When talking about undeveloped areas or peoples, shelter refers to simple structures whose only purpose is protection from the elements, designed to help one survive. When humans were in their primitive state, they gravitated toward open, shallow caves that were elevated from the ground. This allowed them to have somewhat of a roof and walls for protection from the elements, while providing a large view of their surroundings to watch for predators, but these shelters weren’t comfortable or advanced in any way. As humans evolved, their shelters became more closed off, creating more of a barrier between ‘inside’ and ‘outside’. This allowed them to create their own spaces that were specialized for their own wants or needs. With this new mindset came simple furnishings and the birth of personal style, elevating the shelters from simple cover to real homes, allowing people to begin living rather than just surviving.
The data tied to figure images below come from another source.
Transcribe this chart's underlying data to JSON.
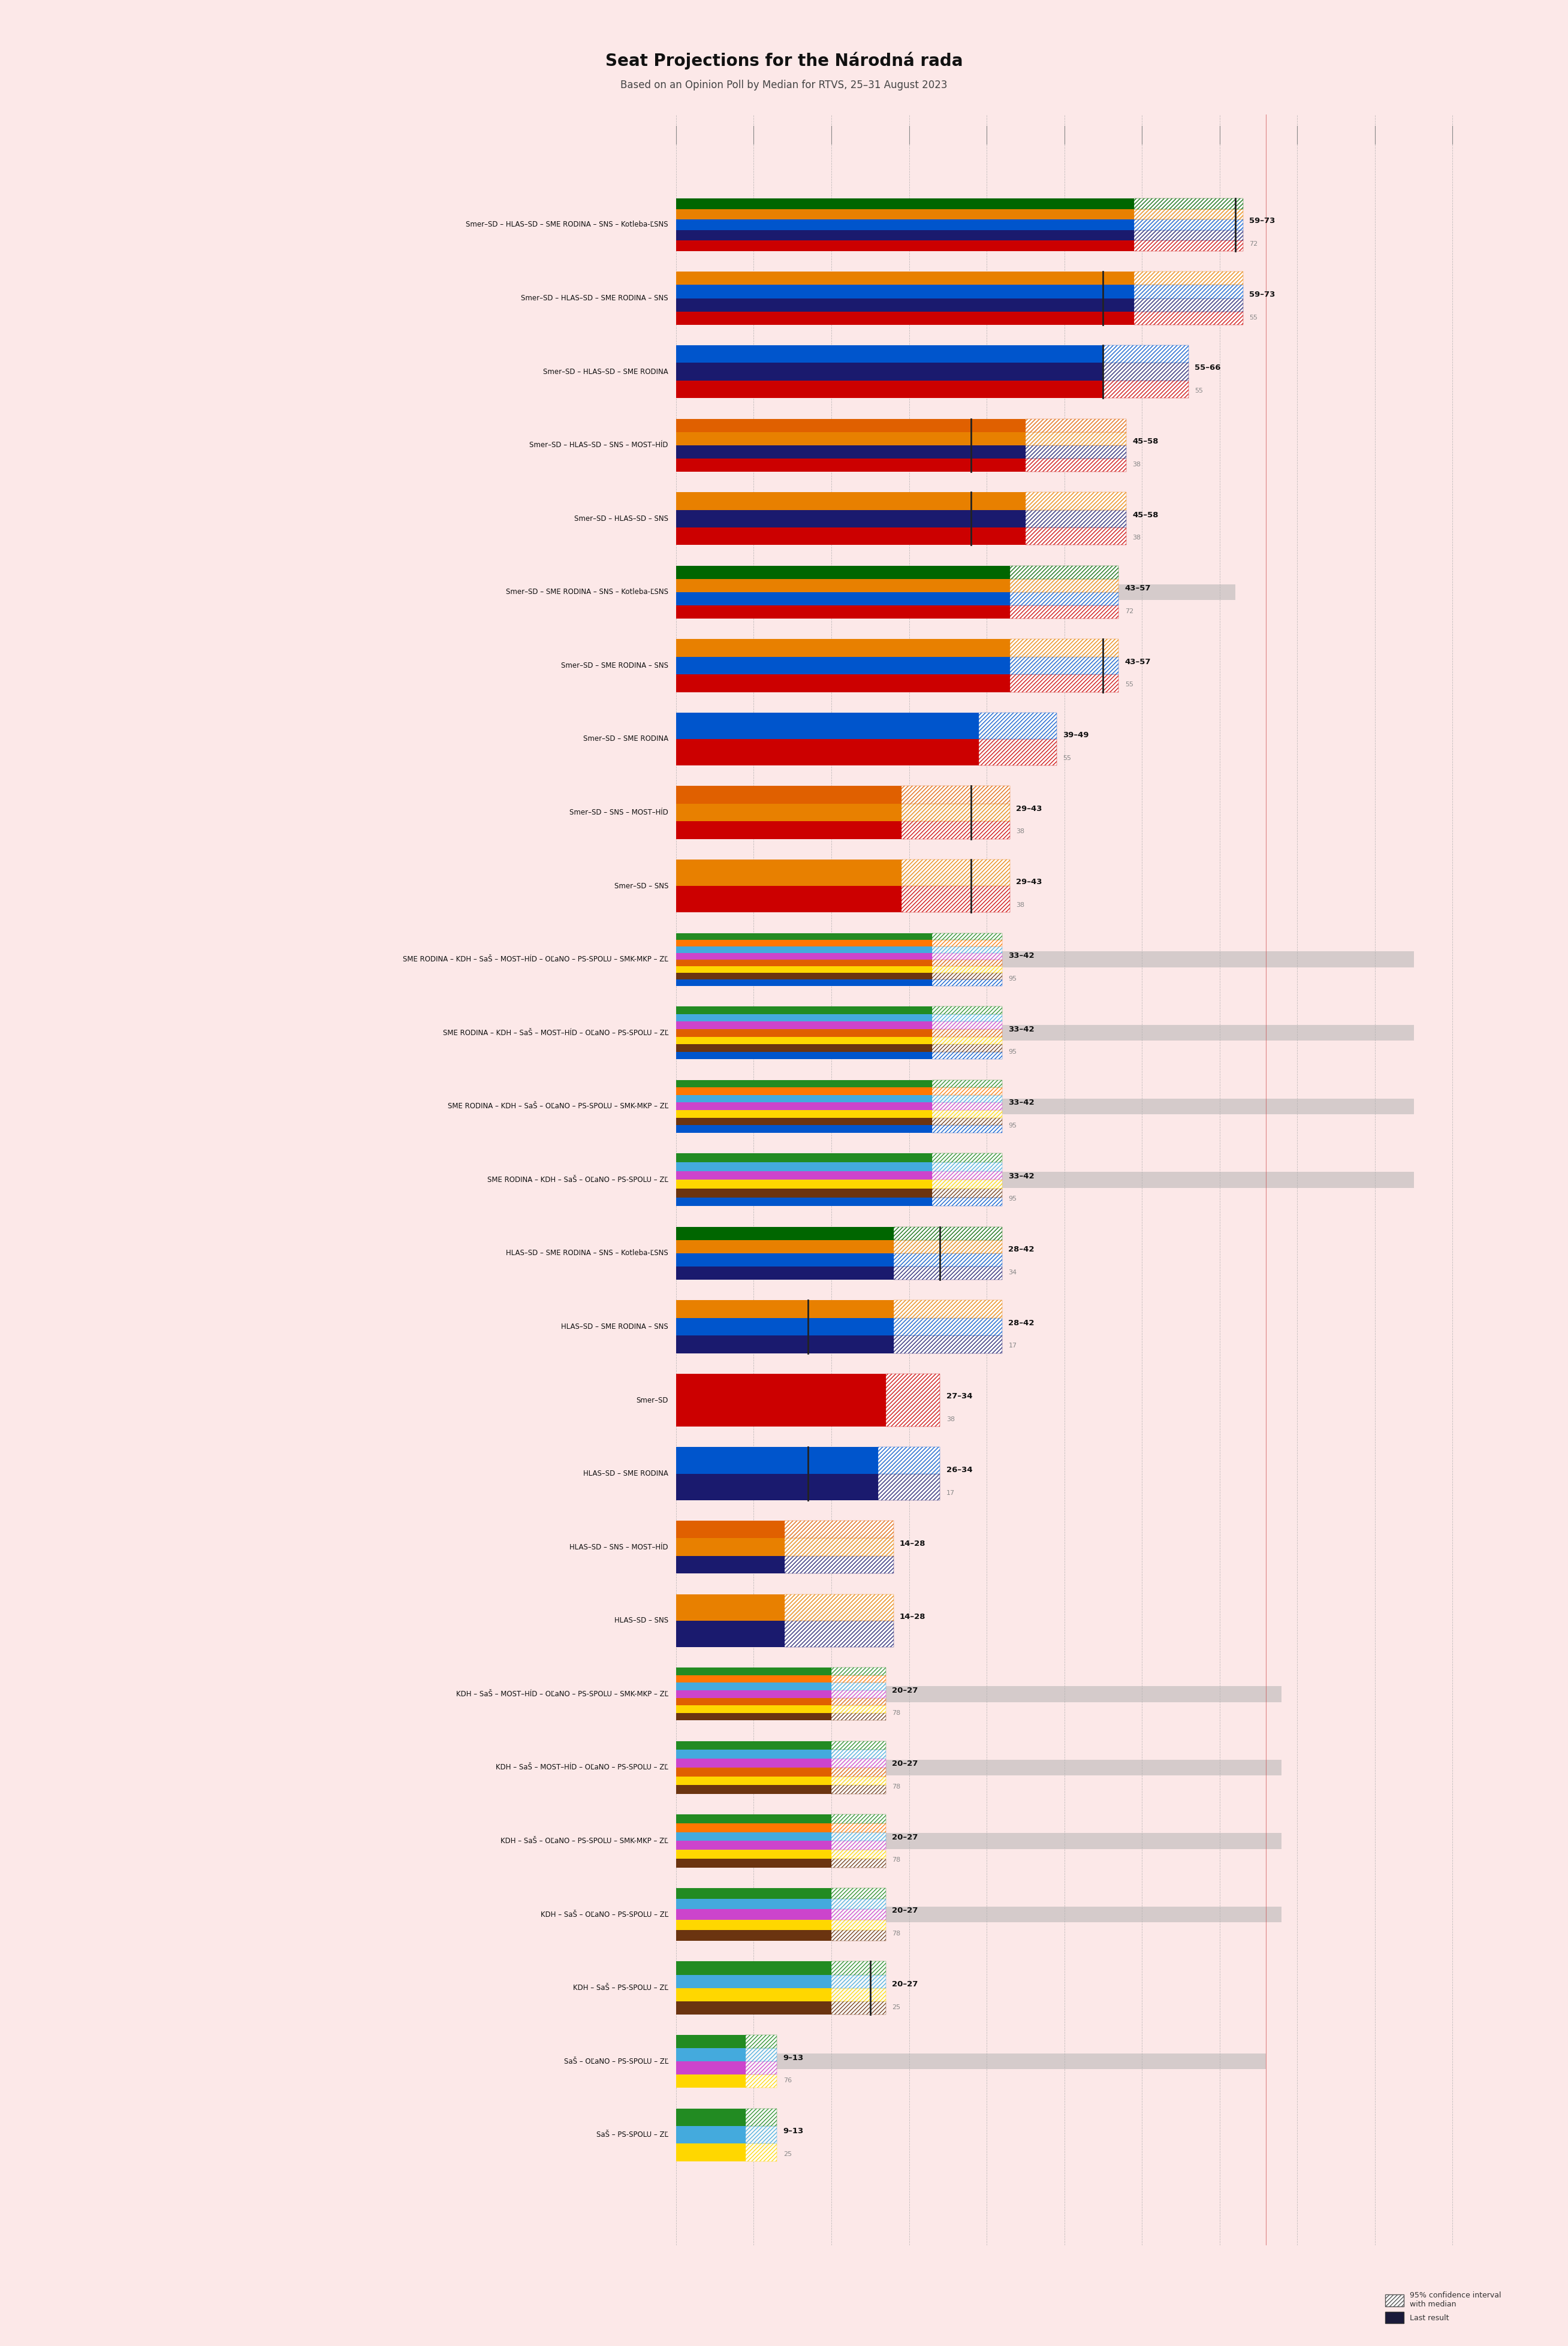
{
  "title": "Seat Projections for the Národná rada",
  "subtitle": "Based on an Opinion Poll by Median for RTVS, 25–31 August 2023",
  "background_color": "#fce8e8",
  "majority_line": 76,
  "x_max": 150,
  "coalitions": [
    {
      "label": "Smer–SD – HLAS–SD – SME RODINA – SNS – Kotleba-ĽSNS",
      "range_low": 59,
      "range_high": 73,
      "median": 72,
      "last_result": 72,
      "colors": [
        "#cc0000",
        "#1a1a6e",
        "#0055cc",
        "#e88000",
        "#006600"
      ],
      "show_last": true
    },
    {
      "label": "Smer–SD – HLAS–SD – SME RODINA – SNS",
      "range_low": 59,
      "range_high": 73,
      "median": 55,
      "last_result": 55,
      "colors": [
        "#cc0000",
        "#1a1a6e",
        "#0055cc",
        "#e88000"
      ],
      "show_last": false
    },
    {
      "label": "Smer–SD – HLAS–SD – SME RODINA",
      "range_low": 55,
      "range_high": 66,
      "median": 55,
      "last_result": 55,
      "colors": [
        "#cc0000",
        "#1a1a6e",
        "#0055cc"
      ],
      "show_last": false
    },
    {
      "label": "Smer–SD – HLAS–SD – SNS – MOST–HÍD",
      "range_low": 45,
      "range_high": 58,
      "median": 38,
      "last_result": 38,
      "colors": [
        "#cc0000",
        "#1a1a6e",
        "#e88000",
        "#e06000"
      ],
      "show_last": false
    },
    {
      "label": "Smer–SD – HLAS–SD – SNS",
      "range_low": 45,
      "range_high": 58,
      "median": 38,
      "last_result": 38,
      "colors": [
        "#cc0000",
        "#1a1a6e",
        "#e88000"
      ],
      "show_last": false
    },
    {
      "label": "Smer–SD – SME RODINA – SNS – Kotleba-ĽSNS",
      "range_low": 43,
      "range_high": 57,
      "median": 72,
      "last_result": 72,
      "colors": [
        "#cc0000",
        "#0055cc",
        "#e88000",
        "#006600"
      ],
      "show_last": true
    },
    {
      "label": "Smer–SD – SME RODINA – SNS",
      "range_low": 43,
      "range_high": 57,
      "median": 55,
      "last_result": 55,
      "colors": [
        "#cc0000",
        "#0055cc",
        "#e88000"
      ],
      "show_last": false
    },
    {
      "label": "Smer–SD – SME RODINA",
      "range_low": 39,
      "range_high": 49,
      "median": 55,
      "last_result": 55,
      "colors": [
        "#cc0000",
        "#0055cc"
      ],
      "show_last": false
    },
    {
      "label": "Smer–SD – SNS – MOST–HÍD",
      "range_low": 29,
      "range_high": 43,
      "median": 38,
      "last_result": 38,
      "colors": [
        "#cc0000",
        "#e88000",
        "#e06000"
      ],
      "show_last": false
    },
    {
      "label": "Smer–SD – SNS",
      "range_low": 29,
      "range_high": 43,
      "median": 38,
      "last_result": 38,
      "colors": [
        "#cc0000",
        "#e88000"
      ],
      "show_last": false
    },
    {
      "label": "SME RODINA – KDH – SaŠ – MOST–HÍD – OĽaNO – PS-SPOLU – SMK-MKP – ZĽ",
      "range_low": 33,
      "range_high": 42,
      "median": 95,
      "last_result": 95,
      "colors": [
        "#0055cc",
        "#6B3410",
        "#ffd700",
        "#e06000",
        "#cc44cc",
        "#44aadd",
        "#ff7700",
        "#228B22"
      ],
      "show_last": true
    },
    {
      "label": "SME RODINA – KDH – SaŠ – MOST–HÍD – OĽaNO – PS-SPOLU – ZĽ",
      "range_low": 33,
      "range_high": 42,
      "median": 95,
      "last_result": 95,
      "colors": [
        "#0055cc",
        "#6B3410",
        "#ffd700",
        "#e06000",
        "#cc44cc",
        "#44aadd",
        "#228B22"
      ],
      "show_last": true
    },
    {
      "label": "SME RODINA – KDH – SaŠ – OĽaNO – PS-SPOLU – SMK-MKP – ZĽ",
      "range_low": 33,
      "range_high": 42,
      "median": 95,
      "last_result": 95,
      "colors": [
        "#0055cc",
        "#6B3410",
        "#ffd700",
        "#cc44cc",
        "#44aadd",
        "#ff7700",
        "#228B22"
      ],
      "show_last": true
    },
    {
      "label": "SME RODINA – KDH – SaŠ – OĽaNO – PS-SPOLU – ZĽ",
      "range_low": 33,
      "range_high": 42,
      "median": 95,
      "last_result": 95,
      "colors": [
        "#0055cc",
        "#6B3410",
        "#ffd700",
        "#cc44cc",
        "#44aadd",
        "#228B22"
      ],
      "show_last": true
    },
    {
      "label": "HLAS–SD – SME RODINA – SNS – Kotleba-ĽSNS",
      "range_low": 28,
      "range_high": 42,
      "median": 34,
      "last_result": 34,
      "colors": [
        "#1a1a6e",
        "#0055cc",
        "#e88000",
        "#006600"
      ],
      "show_last": true
    },
    {
      "label": "HLAS–SD – SME RODINA – SNS",
      "range_low": 28,
      "range_high": 42,
      "median": 17,
      "last_result": 17,
      "colors": [
        "#1a1a6e",
        "#0055cc",
        "#e88000"
      ],
      "show_last": false
    },
    {
      "label": "Smer–SD",
      "range_low": 27,
      "range_high": 34,
      "median": 38,
      "last_result": 38,
      "colors": [
        "#cc0000"
      ],
      "show_last": false
    },
    {
      "label": "HLAS–SD – SME RODINA",
      "range_low": 26,
      "range_high": 34,
      "median": 17,
      "last_result": 17,
      "colors": [
        "#1a1a6e",
        "#0055cc"
      ],
      "show_last": false
    },
    {
      "label": "HLAS–SD – SNS – MOST–HÍD",
      "range_low": 14,
      "range_high": 28,
      "median": 0,
      "last_result": 0,
      "colors": [
        "#1a1a6e",
        "#e88000",
        "#e06000"
      ],
      "show_last": false
    },
    {
      "label": "HLAS–SD – SNS",
      "range_low": 14,
      "range_high": 28,
      "median": 0,
      "last_result": 0,
      "colors": [
        "#1a1a6e",
        "#e88000"
      ],
      "show_last": false
    },
    {
      "label": "KDH – SaŠ – MOST–HÍD – OĽaNO – PS-SPOLU – SMK-MKP – ZĽ",
      "range_low": 20,
      "range_high": 27,
      "median": 78,
      "last_result": 78,
      "colors": [
        "#6B3410",
        "#ffd700",
        "#e06000",
        "#cc44cc",
        "#44aadd",
        "#ff7700",
        "#228B22"
      ],
      "show_last": true
    },
    {
      "label": "KDH – SaŠ – MOST–HÍD – OĽaNO – PS-SPOLU – ZĽ",
      "range_low": 20,
      "range_high": 27,
      "median": 78,
      "last_result": 78,
      "colors": [
        "#6B3410",
        "#ffd700",
        "#e06000",
        "#cc44cc",
        "#44aadd",
        "#228B22"
      ],
      "show_last": true
    },
    {
      "label": "KDH – SaŠ – OĽaNO – PS-SPOLU – SMK-MKP – ZĽ",
      "range_low": 20,
      "range_high": 27,
      "median": 78,
      "last_result": 78,
      "colors": [
        "#6B3410",
        "#ffd700",
        "#cc44cc",
        "#44aadd",
        "#ff7700",
        "#228B22"
      ],
      "show_last": true
    },
    {
      "label": "KDH – SaŠ – OĽaNO – PS-SPOLU – ZĽ",
      "range_low": 20,
      "range_high": 27,
      "median": 78,
      "last_result": 78,
      "colors": [
        "#6B3410",
        "#ffd700",
        "#cc44cc",
        "#44aadd",
        "#228B22"
      ],
      "show_last": true
    },
    {
      "label": "KDH – SaŠ – PS-SPOLU – ZĽ",
      "range_low": 20,
      "range_high": 27,
      "median": 25,
      "last_result": 25,
      "colors": [
        "#6B3410",
        "#ffd700",
        "#44aadd",
        "#228B22"
      ],
      "show_last": false
    },
    {
      "label": "SaŠ – OĽaNO – PS-SPOLU – ZĽ",
      "range_low": 9,
      "range_high": 13,
      "median": 76,
      "last_result": 76,
      "colors": [
        "#ffd700",
        "#cc44cc",
        "#44aadd",
        "#228B22"
      ],
      "show_last": true
    },
    {
      "label": "SaŠ – PS-SPOLU – ZĽ",
      "range_low": 9,
      "range_high": 13,
      "median": 25,
      "last_result": 25,
      "colors": [
        "#ffd700",
        "#44aadd",
        "#228B22"
      ],
      "show_last": false
    }
  ]
}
Because shelters like these homes are significantly advanced in our society, the use of the word ‘shelter’ nowadays more often refers to protection in extreme circumstances. Examples of this include bomb shelters, tornado shelters, shelter-in-place scenarios, or even doomsday and apocalypse shelters. However, understanding of shelter can vary due to culture or class, leading to different ideas on what it means and what should be provided at minimum. An example of this is what shelter means to homeless people and villagers in undeveloped areas. To these people, shelter is often a simple covering to protect from exposure and predators; sometimes this is a tent, and other times it could just be a small piece of cardboard to deflect the rain. Members of the upper class in highly developed countries often consider the minimum acceptable shelter to be a studio apartment with a bed and a bath, most likely with multiple rooms for their other family members. With this difference in understanding comes the question: what is being protected from? In the case of Medieval castles and the lavish homes of The Purge, the shelter is a barrier between the inhabitants and the people outside the walls.
In summary, shelter is protection. The question which defines shelter in context is ‘what needs protecting from?’